Nul besoin de parcourir des centaines de pages noircies pour savoir si l’on est en présence ou non d’un grand écrivain. Quelques lignes en général suffisent. En lisant les premières phrases de la nouvelle « La Grande Roue » (« The Black Ferris »), publiée dans Weird Tales en 1948, puis traduite tardivement en français par Jean Bonnefoy en 1981 pour un « Présence du futur » demeuré hors commerce, avant d’être reprise dans l’anthologie des Territoires de l’inquiétude (n° 6) en 1993, avec une nouvelle traduction de Jacques Chambon, et à nouveau dans le n° 72 de Bifrost d’octobre 2013 – spécial Bradbury –, le lecteur sait immédiatement à quel type d’écrivain il a affaire avec Ray Bradbury :
 
« La fête foraine était arrivée comme un vent d’octobre, comme le vol noir d’une chauve-souris sur le lac glacial, dans un concert nocturne d’os entrechoqués, de plaintes, de soupirs et de murmure tout le long des toiles de tentes battues par une pluie sombre. Elle devait rester un mois durant au bord du lac aux eaux grises et agitées, sous un ciel de plomb traversé d’orages de plus en plus violents. 
C’était la troisième semaine, un jeudi, au crépuscule, et les deux garçonnets longeaient les berges du lac dans le vent froid. »
 
Les anglophones goûteront aussi la V.O. :
 
« The carnival had come to town like an October wind, like a dark bat flying over the cold lake, bones rattling in the night, mourning, sighing, whispering up the tents in the dark rain. It stayed on for a month by the gray, restless lake of October, in the black weather and increasing storms and leaden skies. 
During the third week, at twilight on a Thursday, the two small boys walked along the lake shore in the cold wind.  »
 
En seulement trois phrases qui posent ses thèmes de prédilection, un décor, des personnages et une situation, Bradbury, à grand renfort de comparaisons et de métaphores, parvient à plonger son lecteur dans une atmosphère fantastique tout en imprimant un rythme et un phrasé poétique si caractéristiques de son écriture. 
 
 
Bifrost, dans sa présentation de la nouvelle en 2013, notait à juste titre combien celle-ci contenait déjà « en germe tout ou presque de Ray Bradbury », offrant « un précipité idéal » de son art. « Et la nouvelle de s’ouvrir sur un paragraphe qui nous parle d’octobre, ce mois d’automne fondamental dans l’imaginaire bradburien, de fête foraine, de crépuscule, de l’orage, de l’enfance… ». Mais Bradbury fait plus que poser quelques jalons thématiques ou annoncer sa future Foire des ténèbres.
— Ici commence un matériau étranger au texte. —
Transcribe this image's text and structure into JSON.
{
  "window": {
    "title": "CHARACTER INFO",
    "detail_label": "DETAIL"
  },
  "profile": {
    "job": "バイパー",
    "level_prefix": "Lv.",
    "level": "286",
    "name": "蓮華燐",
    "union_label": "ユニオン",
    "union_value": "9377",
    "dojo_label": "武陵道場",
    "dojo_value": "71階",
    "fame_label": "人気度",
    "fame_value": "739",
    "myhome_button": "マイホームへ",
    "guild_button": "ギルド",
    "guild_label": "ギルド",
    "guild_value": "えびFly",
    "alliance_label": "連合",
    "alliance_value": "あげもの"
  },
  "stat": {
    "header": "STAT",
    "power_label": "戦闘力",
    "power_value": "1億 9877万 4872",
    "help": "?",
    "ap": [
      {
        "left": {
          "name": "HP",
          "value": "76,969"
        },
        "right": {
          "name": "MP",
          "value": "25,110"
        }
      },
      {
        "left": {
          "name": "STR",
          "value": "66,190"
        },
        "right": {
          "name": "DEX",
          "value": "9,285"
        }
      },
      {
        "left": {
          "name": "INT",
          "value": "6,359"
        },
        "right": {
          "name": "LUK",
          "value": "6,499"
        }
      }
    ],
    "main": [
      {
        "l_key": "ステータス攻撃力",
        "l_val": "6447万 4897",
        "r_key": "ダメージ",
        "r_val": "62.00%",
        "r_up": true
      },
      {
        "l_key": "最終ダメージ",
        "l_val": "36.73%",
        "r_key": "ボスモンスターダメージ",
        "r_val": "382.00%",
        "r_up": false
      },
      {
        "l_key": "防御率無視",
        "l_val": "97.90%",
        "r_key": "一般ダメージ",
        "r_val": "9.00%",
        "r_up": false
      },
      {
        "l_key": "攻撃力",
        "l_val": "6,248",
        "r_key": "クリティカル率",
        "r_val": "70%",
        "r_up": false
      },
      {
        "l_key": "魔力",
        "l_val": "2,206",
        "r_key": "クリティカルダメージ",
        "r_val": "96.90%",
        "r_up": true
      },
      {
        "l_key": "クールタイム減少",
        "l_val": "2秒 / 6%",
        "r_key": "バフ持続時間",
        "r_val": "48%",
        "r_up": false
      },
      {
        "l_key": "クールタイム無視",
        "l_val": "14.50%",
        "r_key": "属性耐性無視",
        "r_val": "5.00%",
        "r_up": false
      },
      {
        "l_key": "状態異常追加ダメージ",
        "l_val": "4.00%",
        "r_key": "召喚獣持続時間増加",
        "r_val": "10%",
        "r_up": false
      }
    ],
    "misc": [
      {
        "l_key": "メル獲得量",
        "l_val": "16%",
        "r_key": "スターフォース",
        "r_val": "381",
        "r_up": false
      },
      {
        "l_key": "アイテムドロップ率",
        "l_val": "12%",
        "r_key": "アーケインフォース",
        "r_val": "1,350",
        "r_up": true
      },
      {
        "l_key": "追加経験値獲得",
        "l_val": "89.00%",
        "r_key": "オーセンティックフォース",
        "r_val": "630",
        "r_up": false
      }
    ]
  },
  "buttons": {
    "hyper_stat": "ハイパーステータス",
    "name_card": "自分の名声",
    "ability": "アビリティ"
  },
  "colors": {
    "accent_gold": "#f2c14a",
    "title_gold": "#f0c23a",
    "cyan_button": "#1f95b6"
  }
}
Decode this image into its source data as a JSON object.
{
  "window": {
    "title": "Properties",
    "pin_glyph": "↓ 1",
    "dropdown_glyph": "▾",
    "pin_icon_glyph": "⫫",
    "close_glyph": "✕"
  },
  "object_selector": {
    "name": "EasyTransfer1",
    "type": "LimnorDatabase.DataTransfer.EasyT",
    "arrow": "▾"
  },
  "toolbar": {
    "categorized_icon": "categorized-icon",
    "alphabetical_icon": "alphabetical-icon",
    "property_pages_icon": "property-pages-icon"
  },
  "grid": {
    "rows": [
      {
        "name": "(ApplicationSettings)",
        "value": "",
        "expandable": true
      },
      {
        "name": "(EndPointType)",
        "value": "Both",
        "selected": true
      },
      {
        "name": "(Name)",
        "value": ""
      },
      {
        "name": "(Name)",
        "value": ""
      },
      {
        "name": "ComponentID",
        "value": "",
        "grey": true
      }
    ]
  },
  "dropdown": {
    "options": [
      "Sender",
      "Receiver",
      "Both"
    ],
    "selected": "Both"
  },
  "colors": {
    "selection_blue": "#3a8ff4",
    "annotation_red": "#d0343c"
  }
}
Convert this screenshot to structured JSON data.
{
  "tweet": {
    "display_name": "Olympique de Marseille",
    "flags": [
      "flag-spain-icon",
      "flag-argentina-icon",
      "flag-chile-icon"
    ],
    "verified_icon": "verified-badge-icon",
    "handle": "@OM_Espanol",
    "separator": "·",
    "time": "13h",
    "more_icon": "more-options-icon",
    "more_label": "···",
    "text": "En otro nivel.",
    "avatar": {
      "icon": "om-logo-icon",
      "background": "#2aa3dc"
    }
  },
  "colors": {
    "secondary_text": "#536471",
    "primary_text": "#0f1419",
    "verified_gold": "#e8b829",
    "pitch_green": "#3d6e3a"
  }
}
En quelques lignes, il immerge son lecteur dans une atmosphère chromatique et sonore suggestive et effrayante. Les teintes noires et grises marquent l’arrivée de la fête foraine, comme l’invasion de l’obscurité l’arrivée des mois d’automne. À cette atmosphère sombre et plombée, l’auteur adjoint toute une ambiance sonore faite de toiles de tentes battues par la pluie, de cliquetis, de soupirs et de murmures que redoublent parfaitement les belles allitérations de la langue anglaise (les « l » virevoltants, évoquant le « flapflap » d’un vol nocturne, alors que  les « r » ou les « ae » suivis de « i » renvoient aux grincements ou aux clapotements de la pluie). En trois phrases, Bradbury met en place un univers tourbillonnant, tout en mouvement et en forces contraires. Portée par le flux du vent, la fête foraine arrive comme une créature volante (première phrase) puis se fixe  au sein d’un environnement toujours mouvant (un lac agité et un ciel changeant) (deuxième phrase). Face au vent, Bradbury, dans sa troisième phrase, oppose alors l’avancée des deux enfants comme si, d'emblée, ceux-ci étaient en lutte contre cette force naturelle ayant apporté la fête foraine.
 
En entourant la fête foraine d’un voile de mystère et d’épouvante, ces éléments (noirceur, sons inquiétants et mouvement tourbillonnant) permettent à Bradbury d’aborder celui-ci comme un phénomène ou un être étrange et maléfique. Les comparaisons utilisées l’assimilent immédiatement à une bête fantastique recelant un mystère macabre sous la cape membraneuse des toiles de tentes (un mystère suggéré par les bruits d’ossements entrechoqués et les murmures (d’âmes damnées ?) qui en émanent, à nouveau reproduites par les sonorités de la langue originale). Dès l’entame, l’auteur le compare à une créature volante qui, tel un prédateur nocturne, fond sur la ville pour s’en repaître. Or, dans l’imaginaire fantastique, la chauve-souris renvoie instantanément à la figure du vampire, annonçant certains développements de la nouvelle qui, d’une certaine manière, recycle le thème vampirique (notamment un personnage qui rajeunit, change d’aspect et qui, à défaut de sang, ponctionne l’argent de ses victimes…).  Dans la V.O., c’est le terme « Carnival » qui désigne la fête foraine, et l’écriture de Bradbury, en assimilant le « Carnaval » à un prédateur, vient ainsi donner corps à l’étymologie latine de ce terme, le « carnis levare » renvoyant à « l’enlèvement de la chair ». Semblable à une créature vampirique au vol tourbillonnant, le « Carnaval » apporte avec lui les puissances de la nuit et de la mort et recèle d’emblée un voile de mystère que les deux garçonnets vont logiquement tenter de percer ou de lever. 
 
Notons enfin que le bruit des ossements entrechoqués renvoie à la figure macabre du squelette, chère à l’imagerie fantastique, une image qui réapparaîtra en toute fin de la nouvelle, bouclant celle-ci comme un bizarre tour de roue, à l’issue d’un mouvement circulaire (entre la fête foraine et le village) impulsé dès cette ouverture. 
 
Illustration originale pour The Black Ferris dans Weird Tales 
 
Avec ces quelques lignes d’entame, nous voyons que Bradbury ne se contente pas de poser quelques thèmes appelés à devenir sa marque de fabrique mais développe aussi une écriture riche en comparaisons et métaphores qui donnent un tour résolument poétique et fantastique à sa prose, tout en lui conférant une remarquable identité stylistique. Bradbury refusait le qualificatif d’écrivain de SF pour lui préférer celui d’auteur fantastique. Examinée de près, son écriture possède en effet quelque chose d’éminemment fantastique, entièrement faite de glissements qui métamorphosent le réel en images poétiques, comme ici le Carnaval, que le génie du verbe transforme en créature nocturne et prédatrice, abritant en son cœur un secret que la nouvelle va dévoiler, au terme d’un tour à la fois magique et macabre, dans la plus pure tradition foraine.